Roy Anupom, Karttunen Mikko
Department of Chemistry, The University of Western Ontario, 1151 Richmond Street, London, Ontario N6A5B7, Canada.
Department of Physics and Astronomy, The University of Western Ontario, 1151 Richmond Street, London, Ontario N6A3K7, Canada.
J Chem Inf Model. 2024 Feb 12;64(3):983-1003. doi: 10.1021/acs.jcim.3c01966. Epub 2024 Jan 30.
L-tryptophan (l-Trp), a vital amino acid for the survival of various organisms, is synthesized by the enzyme tryptophan synthase (TS) in organisms such as eubacteria, archaebacteria, protista, fungi, and plantae. TS, a pyridoxal 5'-phosphate (PLP)-dependent enzyme, comprises α and β subunits that typically form an αβ tetramer. The enzyme's activity is regulated by the conformational switching of its α and β subunits between the open (T state) and closed (R state) conformations. Many microorganisms rely on TS for growth and replication, making the enzyme and the l-Trp biosynthetic pathway potential drug targets. For instance, , bacteria, , , bacteria, and parasitic protozoa depend on l-Trp synthesis. Antibiotic-resistant strains have emerged, underscoring the need for novel drugs targeting the l-Trp biosynthetic pathway, especially for salmonella-related infections. A single amino acid mutation can significantly impact enzyme function, affecting stability, conformational dynamics, and active or allosteric sites. These changes influence interactions, catalytic activity, and protein-ligand/protein-protein interactions. This study focuses on the impact of mutating the βGln114 residue on the catalytic and allosteric sites of TS. Extensive molecular dynamics simulations were conducted on E(PLP), E(AEX), E(A-A), and E(C) forms of TS using the WT, βQ114A, and βQ114N versions.
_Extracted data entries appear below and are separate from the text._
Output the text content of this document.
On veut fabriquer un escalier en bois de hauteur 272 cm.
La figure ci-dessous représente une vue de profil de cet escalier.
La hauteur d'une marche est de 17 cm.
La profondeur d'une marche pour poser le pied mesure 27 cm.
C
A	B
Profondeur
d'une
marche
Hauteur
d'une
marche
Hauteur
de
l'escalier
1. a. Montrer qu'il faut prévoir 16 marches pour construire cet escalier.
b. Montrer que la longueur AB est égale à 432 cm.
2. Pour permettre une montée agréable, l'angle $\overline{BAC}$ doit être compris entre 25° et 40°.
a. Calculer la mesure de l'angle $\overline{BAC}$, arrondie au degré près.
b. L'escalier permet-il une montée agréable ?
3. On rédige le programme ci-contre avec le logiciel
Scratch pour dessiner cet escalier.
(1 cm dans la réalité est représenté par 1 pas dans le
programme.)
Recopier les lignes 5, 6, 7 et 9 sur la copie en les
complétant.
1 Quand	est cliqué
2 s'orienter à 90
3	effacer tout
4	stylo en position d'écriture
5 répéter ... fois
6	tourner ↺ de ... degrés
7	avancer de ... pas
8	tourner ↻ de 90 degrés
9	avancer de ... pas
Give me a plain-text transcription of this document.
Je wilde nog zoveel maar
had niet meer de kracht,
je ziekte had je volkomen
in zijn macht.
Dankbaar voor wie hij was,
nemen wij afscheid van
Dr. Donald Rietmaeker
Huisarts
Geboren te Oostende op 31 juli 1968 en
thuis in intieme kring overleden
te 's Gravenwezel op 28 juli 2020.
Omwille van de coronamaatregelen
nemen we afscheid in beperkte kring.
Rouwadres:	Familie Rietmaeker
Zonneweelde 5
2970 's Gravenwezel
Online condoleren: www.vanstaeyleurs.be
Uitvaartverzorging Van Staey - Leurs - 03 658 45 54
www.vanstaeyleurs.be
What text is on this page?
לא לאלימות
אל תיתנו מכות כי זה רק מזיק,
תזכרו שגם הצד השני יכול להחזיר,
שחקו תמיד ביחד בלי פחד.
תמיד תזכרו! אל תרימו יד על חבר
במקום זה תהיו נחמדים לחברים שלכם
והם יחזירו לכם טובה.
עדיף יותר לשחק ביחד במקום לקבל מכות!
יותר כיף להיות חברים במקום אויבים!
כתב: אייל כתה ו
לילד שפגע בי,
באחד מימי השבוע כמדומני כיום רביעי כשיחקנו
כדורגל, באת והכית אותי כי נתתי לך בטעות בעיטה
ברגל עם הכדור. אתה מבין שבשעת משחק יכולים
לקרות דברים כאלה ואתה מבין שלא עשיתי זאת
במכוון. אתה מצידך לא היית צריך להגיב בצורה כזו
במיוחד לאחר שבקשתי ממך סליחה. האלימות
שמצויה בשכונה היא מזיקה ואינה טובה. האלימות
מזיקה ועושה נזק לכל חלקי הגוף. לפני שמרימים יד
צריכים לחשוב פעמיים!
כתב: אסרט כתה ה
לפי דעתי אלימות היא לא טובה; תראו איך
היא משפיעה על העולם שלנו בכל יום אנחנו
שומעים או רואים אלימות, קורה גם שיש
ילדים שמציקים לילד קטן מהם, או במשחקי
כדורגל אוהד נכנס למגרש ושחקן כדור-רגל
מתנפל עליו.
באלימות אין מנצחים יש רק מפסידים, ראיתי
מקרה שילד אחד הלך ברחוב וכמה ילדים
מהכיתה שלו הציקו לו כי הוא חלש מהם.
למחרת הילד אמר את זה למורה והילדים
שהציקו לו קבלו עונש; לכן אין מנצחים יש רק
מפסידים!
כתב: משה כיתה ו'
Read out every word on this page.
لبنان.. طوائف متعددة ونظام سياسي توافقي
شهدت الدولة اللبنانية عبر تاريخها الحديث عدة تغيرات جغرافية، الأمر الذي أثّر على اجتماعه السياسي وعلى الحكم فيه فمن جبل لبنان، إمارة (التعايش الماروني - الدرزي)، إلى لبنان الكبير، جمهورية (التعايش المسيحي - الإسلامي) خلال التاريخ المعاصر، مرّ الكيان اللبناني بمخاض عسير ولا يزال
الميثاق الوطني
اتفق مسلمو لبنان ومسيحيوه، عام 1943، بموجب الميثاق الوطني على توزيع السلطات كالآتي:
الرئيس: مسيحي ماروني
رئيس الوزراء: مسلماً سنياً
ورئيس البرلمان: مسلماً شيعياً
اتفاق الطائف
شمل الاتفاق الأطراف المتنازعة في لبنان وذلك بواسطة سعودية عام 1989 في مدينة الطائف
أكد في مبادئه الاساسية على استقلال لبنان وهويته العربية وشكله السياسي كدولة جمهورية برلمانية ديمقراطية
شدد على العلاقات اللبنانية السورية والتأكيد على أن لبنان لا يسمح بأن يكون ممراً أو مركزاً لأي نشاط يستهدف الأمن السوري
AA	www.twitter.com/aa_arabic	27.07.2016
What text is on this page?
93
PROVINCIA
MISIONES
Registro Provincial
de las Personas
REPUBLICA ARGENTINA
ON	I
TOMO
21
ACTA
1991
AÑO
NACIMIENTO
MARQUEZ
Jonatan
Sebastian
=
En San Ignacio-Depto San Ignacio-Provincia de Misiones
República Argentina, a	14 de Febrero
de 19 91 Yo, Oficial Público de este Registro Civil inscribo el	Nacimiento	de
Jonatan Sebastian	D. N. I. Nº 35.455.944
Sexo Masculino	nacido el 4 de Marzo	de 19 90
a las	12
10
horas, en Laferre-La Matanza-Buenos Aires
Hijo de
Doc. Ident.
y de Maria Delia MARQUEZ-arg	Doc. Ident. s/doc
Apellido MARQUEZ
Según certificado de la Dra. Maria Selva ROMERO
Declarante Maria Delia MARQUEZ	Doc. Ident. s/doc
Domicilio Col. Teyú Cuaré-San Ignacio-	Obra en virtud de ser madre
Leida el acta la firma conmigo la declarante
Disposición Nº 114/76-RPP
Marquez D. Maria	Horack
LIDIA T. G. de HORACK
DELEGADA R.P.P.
The results show that both the βQ114A and βQ114N mutations increase protein backbone root mean square deviation fluctuations, destabilizing all TS forms. Conformational and hydrogen bond analyses suggest the significance of βGln114 drifting away from cofactor/intermediates and forming hydrogen bonds with water molecules necessary for l-Trp biosynthesis. The βQ114A mutation creates a gap between βAla114 and cofactor/intermediates, hindering hydrogen bond formation due to short side chains and disrupting β-sites. Conversely, the βQ114N mutation positions βAsn114 closer to cofactor/intermediates, forming hydrogen bonds with O3 of cofactors/intermediates and nearby water molecules, potentially disrupting the l-Trp biosynthetic mechanism.
L-色氨酸(L-Trp)是各种生物体生存所必需的氨基酸,在真细菌、古细菌、原生生物、真菌和植物等生物体中由色氨酸合酶(TS)合成。TS是一种依赖于磷酸吡哆醛(PLP)的酶,由α和β亚基组成,通常形成αβ四聚体。该酶的活性通过其α和β亚基在开放(T态)和闭合(R态)构象之间的构象转换来调节。许多微生物依靠TS进行生长和复制,这使得该酶和L-Trp生物合成途径成为潜在的药物靶点。例如,细菌、细菌、寄生虫原生动物依赖L-Trp合成。耐抗生素菌株的出现,凸显了针对L-Trp生物合成途径的新型药物的需求,特别是对于沙门氏菌相关感染。单个氨基酸突变可显著影响酶的功能,影响稳定性、构象动力学以及活性或别构位点。这些变化会影响相互作用、催化活性以及蛋白质-配体/蛋白质-蛋白质相互作用。本研究聚焦于βGln114残基突变对TS催化和别构位点的影响。使用野生型、βQ114A和βQ114N版本对TS的E(PLP)、E(AEX)、E(A-A)和E(C)形式进行了广泛的分子动力学模拟。结果表明,βQ114A和βQ114N突变均增加了蛋白质主链均方根偏差波动,使所有TS形式不稳定。构象和氢键分析表明,βGln114远离辅因子/中间体并与L-Trp生物合成所需的水分子形成氢键具有重要意义。βQ114A突变在βAla114与辅因子/中间体之间形成间隙,由于侧链短而阻碍氢键形成并破坏β位点。相反,βQ114N突变使βAsn114更靠近辅因子/中间体,与辅因子/中间体的O3和附近水分子形成氢键,可能破坏L-Trp生物合成机制。